In the modern world, when technology is so advanced, it’s not that unusual to encounter bugging devices. If you happen to be famous or in the public eye, or you’re organising a high profile or even a top secret event, it’s actually very likely that someone may be using technology to listen in or plant a camera or two. These audio bugs can be very easy to miss unless you’re looking for them, but in some cases it could be very important to find and remove them.

Bug discovered in All Blacks meeting room

If you’re worried about listening devices and camera bugs, don’t worry – you are not alone. A recent story on the Radio New Zealand website revealed that the All Blacks, the most famous rugby team in the world, regularly check their meeting rooms for secret audio bugs. It’s become part of their security team’s routine precautionary checks, which paid off on a summer visit to Sydney ahead of the first test in the Rugby Championship against Australia when an electronic listening device was uncovered in a meeting room.   Speaking at a press conference on the subject of why anyone would want to listen in on sports team discussions – although not confirming that the device was placed there to listen in to All Blacks discussions - New Zealand Rugby chief executive Steve Tew said: "Professional sports are big business, you have a lot of people very interested in what is going on, both in and outside of the game." The person or party placing the bug has not been revealed, but it was reported to have been found before any discussions took place in the room. This case just shows how it most certainly isn’t paranoid behaviour to sweep a room for bugs – you just never know who’s listening in!

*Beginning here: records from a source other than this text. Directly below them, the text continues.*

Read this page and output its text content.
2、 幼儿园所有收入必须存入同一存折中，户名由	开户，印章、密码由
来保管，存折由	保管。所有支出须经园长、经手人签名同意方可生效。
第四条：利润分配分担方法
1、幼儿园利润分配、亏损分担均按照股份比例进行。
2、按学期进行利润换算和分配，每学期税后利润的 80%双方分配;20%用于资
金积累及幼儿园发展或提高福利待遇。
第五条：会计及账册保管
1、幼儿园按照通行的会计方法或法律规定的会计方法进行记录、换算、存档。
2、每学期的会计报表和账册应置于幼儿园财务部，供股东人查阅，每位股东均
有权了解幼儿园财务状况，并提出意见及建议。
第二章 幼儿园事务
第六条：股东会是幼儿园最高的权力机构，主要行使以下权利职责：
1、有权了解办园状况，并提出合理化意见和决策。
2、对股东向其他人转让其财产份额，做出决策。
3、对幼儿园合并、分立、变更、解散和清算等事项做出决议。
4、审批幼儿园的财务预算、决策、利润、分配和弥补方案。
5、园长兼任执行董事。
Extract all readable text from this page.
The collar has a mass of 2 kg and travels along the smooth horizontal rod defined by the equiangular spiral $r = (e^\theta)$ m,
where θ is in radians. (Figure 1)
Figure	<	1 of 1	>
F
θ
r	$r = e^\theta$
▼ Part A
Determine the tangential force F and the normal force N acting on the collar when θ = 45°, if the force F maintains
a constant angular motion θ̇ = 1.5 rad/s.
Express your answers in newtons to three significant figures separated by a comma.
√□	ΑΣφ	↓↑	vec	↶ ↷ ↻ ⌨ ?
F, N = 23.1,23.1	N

A guide to sweeping a room for audio bugs telefongespräch im büro

The best and easiest way to sweep a space for electronic listening devices and spy cameras is to get hold of a professional bug detector. These handy gadgets pick up on frequencies and signals being transmitted by cameras and listening devices. In order for a third party to watch or listen to what’s going on in a room, without actually being there, the data will need to be transmitted in some way. This could be via Wi-Fi, 3G or 4G mobile data or Bluetooth, with the video or audio being sent to an external laptop or smartphone – and this could be anywhere in the world. A bug detector uses radio frequencies (RF) to detect these signals and help you to locate the bug quickly and easily. RF detectors usually emit rapid beeping sounds when a bug is detected, and this increases in frequency the closer you get to the bug. So, once you’ve calibrated your detector, all you have to do is to walk slowly around the space until you find the bug. It’s a little like using a metal detector, where the device beeps louder or faster the closer you get to a metal object.

Choosing the right bug detector Headphones on laptop keyboard listening to audio bug

When choosing an RF bug detector to buy, you need to look at a number of factors. These devices vary widely in terms of sensitivity, frequency range and detail, and the more sophisticated devices will undoubtedly cost more. However, if you have a large space to cover or a particularly important reason to sweep for bugs, it can be well worth investing in a proper piece of kit that is fit to do the job. If the privacy of yourself or your family is at stake, or the security and reputation of a high profile event you’ve been tasked with organising, it’s a no brainer that you’d choose the most sophisticated and effective device. An important thing to remember when using bug detectors is that you’ll need to remove all electronic devices from the room before you start. Anything that emits any kind of electronic or wireless signal, from smartphones to TV sets and DVD players, need to be out of the room or they could make finding a camera or listening device much more difficult.

Other bug-spotting tips

While an RF bug detector will definitely root out cameras and microphones if they’re present in a room, there are other ways you can check for bugs in a room. For example:

  • Checking all pinhole-shaped objects in the room. Anything that could potentially contain a camera lens should be investigated, from a screw fitting for a wall hanging to the eye of a stuffed animal (this one only really happens in films, but always worth checking!)
  • Checking under tables and in light fittings. These are very common, if unimaginative places to hide bugs, and it only takes a second to reassure yourself that these hiding places are clear.
  • Turning off the lights. Someone planting a camera in a brightly lit room that is only used in the daytime may not consider that a tiny LED light from their device will be spotted. Make the room as dark as you can and see if you spot anything. You can also try shining a torch around to see if you can pick up the glare from a hidden lens.
  • Has anything been disturbed? Unexplained piles of brick dust, disturbed dust on a shelf or slightly damaged wallpaper are all obvious signs of tampering. It may be nothing, but always worth checking out. You should also be wary of new objects, of wires that don’t go anywhere and anything that looks out of place, even if you can’t put your finger on why.
  • Fire alarms, sockets and switches. These are the items we hardly notice in a room, being so commonplace and dull that we don’t give them a second look. This makes them the perfect places to hide bugs.

In most cases, there’ll be nothing to find, but it will always make you feel better (and keep your security team busy) to have carried out these checks.